Hydrology Department
Earth Sciences Division
Lawrence Berkeley National Laboratory


Sumit Mukhopadhyay is a member of the scientific staff in the Earth Sciences Division at Lawrence Berkeley National Laboratory (LBNL). Sumit received his Ph.D. in chemical engineering from the University of Southern California in 1995. After a stint of about three years at Purdue University as Research Associate, he joined LBNL in 1998 as a scientist. In 2004, Sumit was made a career member of the scientific staff. Sumit has over 60 scientific publications, about 25 of which are in peer-reviewed journals, in addition to numerous laboratory and research reports. Sumit’s area of expertise is numerical model development and applications for coupled subsurface flow and transport processes. He has worked in coupled fluid and heat transport processes associated with radioactive waste disposal in the unsaturated zone, numerical modeling study of reductive bioimmobilzation of Cr(VI) in groundwater, reactive transport modeling of plume mobility using a reactive facies approach, reactive transport of natural isotopic tracers in geothermal reservoirs, and subsurface sequestration of supercritical carbon dioxide. Sumit has developed methodologies for estimating the transport properties of unsaturated fractured rock from flowing fluid temperature logging (FFTL) using multiphase inverse modeling. Sumit’s research interest also includes investigation of feedback effects of reactive transport on flow in the unsaturated zone and analysis of multiphase transport processes in air-gap membrane distillation for purification of seawater.

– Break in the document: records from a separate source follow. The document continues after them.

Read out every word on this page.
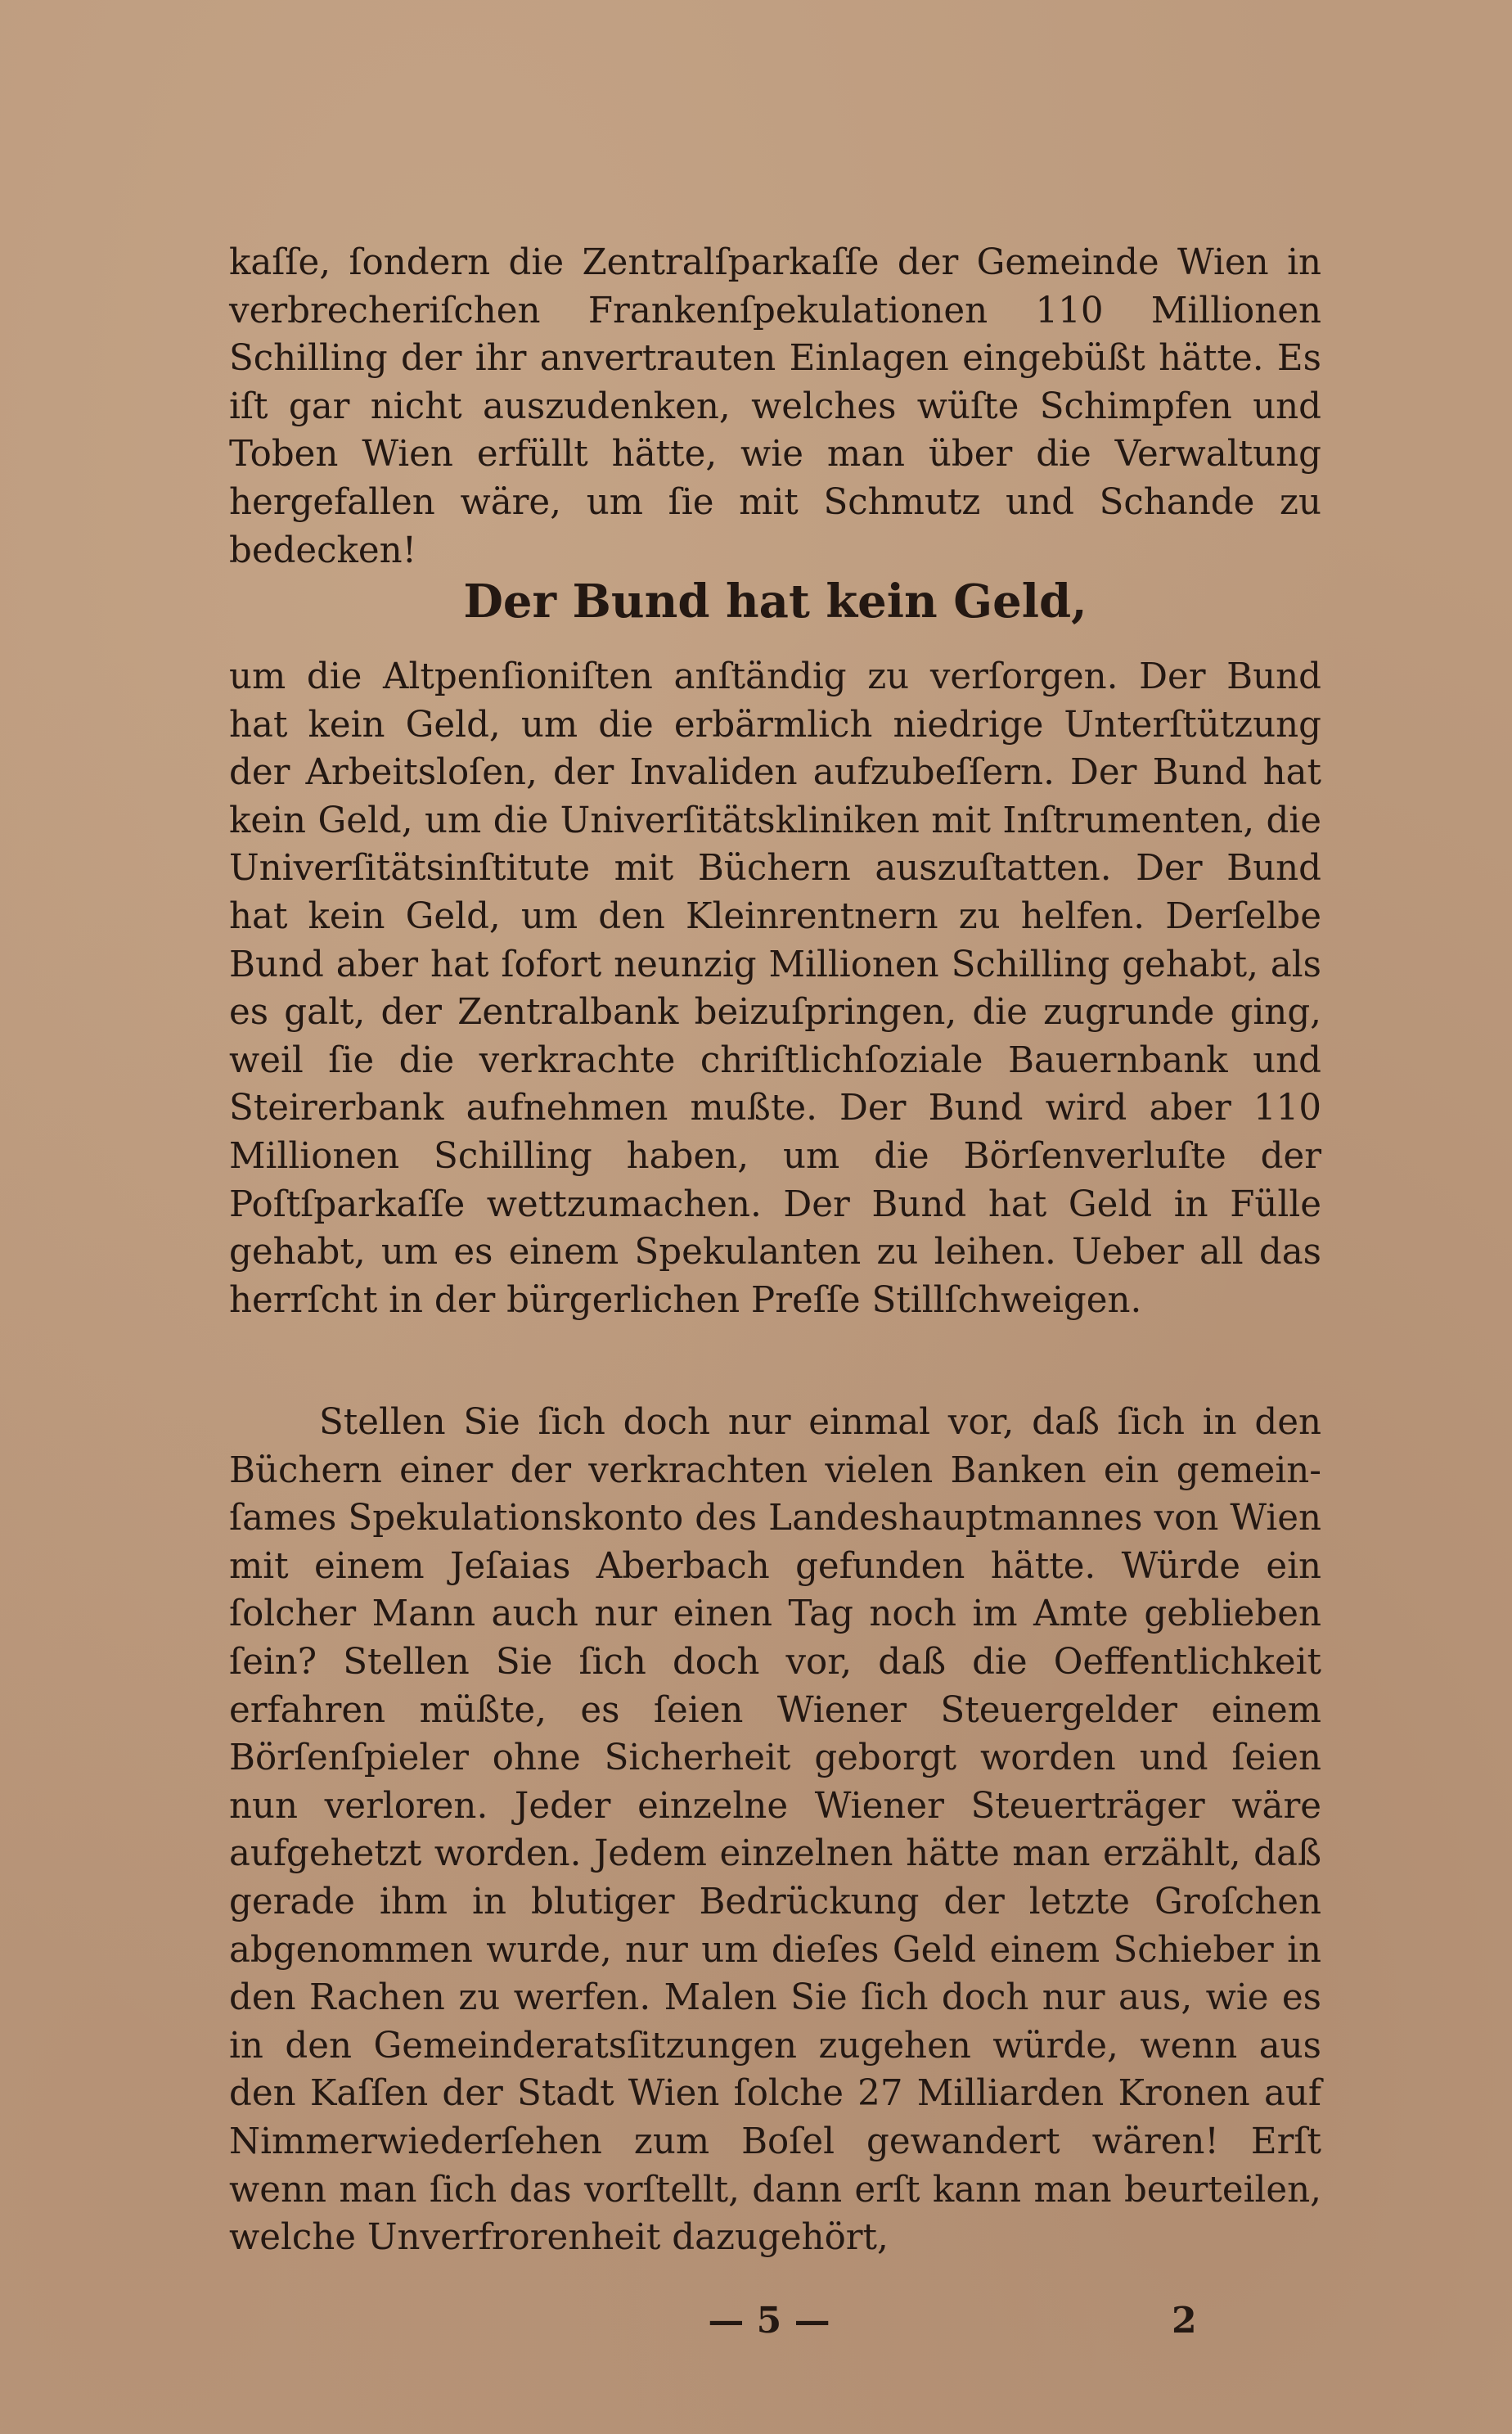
kaſſe, ſondern die Zentralſparkaſſe der Gemeinde Wien in verbrecheriſchen Frankenſpekulationen 110 Millionen Schilling der ihr anvertrauten Einlagen eingebüßt hätte. Es iſt gar nicht auszudenken, welches wüſte Schimpfen und Toben Wien erfüllt hätte, wie man über die Verwaltung hergefallen wäre, um ſie mit Schmutz und Schande zu bedecken!

Der Bund hat kein Geld,

um die Altpenſioniſten anſtändig zu verſorgen. Der Bund hat kein Geld, um die erbärmlich niedrige Unterſtützung der Arbeitsloſen, der Invaliden aufzubeſſern. Der Bund hat kein Geld, um die Univerſitätskliniken mit Inſtrumenten, die Univerſitätsinſtitute mit Büchern auszuſtatten. Der Bund hat kein Geld, um den Kleinrentnern zu helfen. Derſelbe Bund aber hat ſofort neunzig Millionen Schilling gehabt, als es galt, der Zentralbank beizuſpringen, die zugrunde ging, weil ſie die verkrachte chriſtlichſoziale Bauernbank und Steirerbank aufnehmen mußte. Der Bund wird aber 110 Millionen Schilling haben, um die Börſenverluſte der Poſtſparkaſſe wettzumachen. Der Bund hat Geld in Fülle gehabt, um es einem Spekulanten zu leihen. Ueber all das herrſcht in der bürgerlichen Preſſe Stillſchweigen.

Stellen Sie ſich doch nur einmal vor, daß ſich in den Büchern einer der verkrachten vielen Banken ein gemeinſames Spekulationskonto des Landeshauptmannes von Wien mit einem Jeſaias Aberbach gefunden hätte. Würde ein ſolcher Mann auch nur einen Tag noch im Amte geblieben ſein? Stellen Sie ſich doch vor, daß die Oeffentlichkeit erfahren müßte, es ſeien Wiener Steuergelder einem Börſenſpieler ohne Sicherheit geborgt worden und ſeien nun verloren. Jeder einzelne Wiener Steuerträger wäre aufgehetzt worden. Jedem einzelnen hätte man erzählt, daß gerade ihm in blutiger Bedrückung der letzte Groſchen abgenommen wurde, nur um dieſes Geld einem Schieber in den Rachen zu werfen. Malen Sie ſich doch nur aus, wie es in den Gemeinderatsſitzungen zugehen würde, wenn aus den Kaſſen der Stadt Wien ſolche 27 Milliarden Kronen auf Nimmerwiederſehen zum Boſel gewandert wären! Erſt wenn man ſich das vorſtellt, dann erſt kann man beurteilen, welche Unverfrorenheit dazugehört,

— 5 —	2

Analytical and numerical modeling of non-isothernal, multiphase and multicomponent flow in synthetic and natural porous medium. Investigation of the physical phenomena involved in heat-driven coupled processes. Analysis of simultaneous flow of heat, water, and water-vapor in disordered media. Development and application of conceptual and mathematical models to advance our understanding of fluid flow, and of transport of chemical, biological and radioactive contaminants by groundwater in an unsaturated medium. Mathematical modeling of spreading of non-aqueous phase liquids from underground storage tanks into soils. Designing and performing flow and transport field tests in unsaturated porous media, and development of interpretation methods. Modeling of drying and transport of moisture in porous solids including food materials. Modeling of flow of leachates and gases in municipal solid waste landfills (in proposal development stage)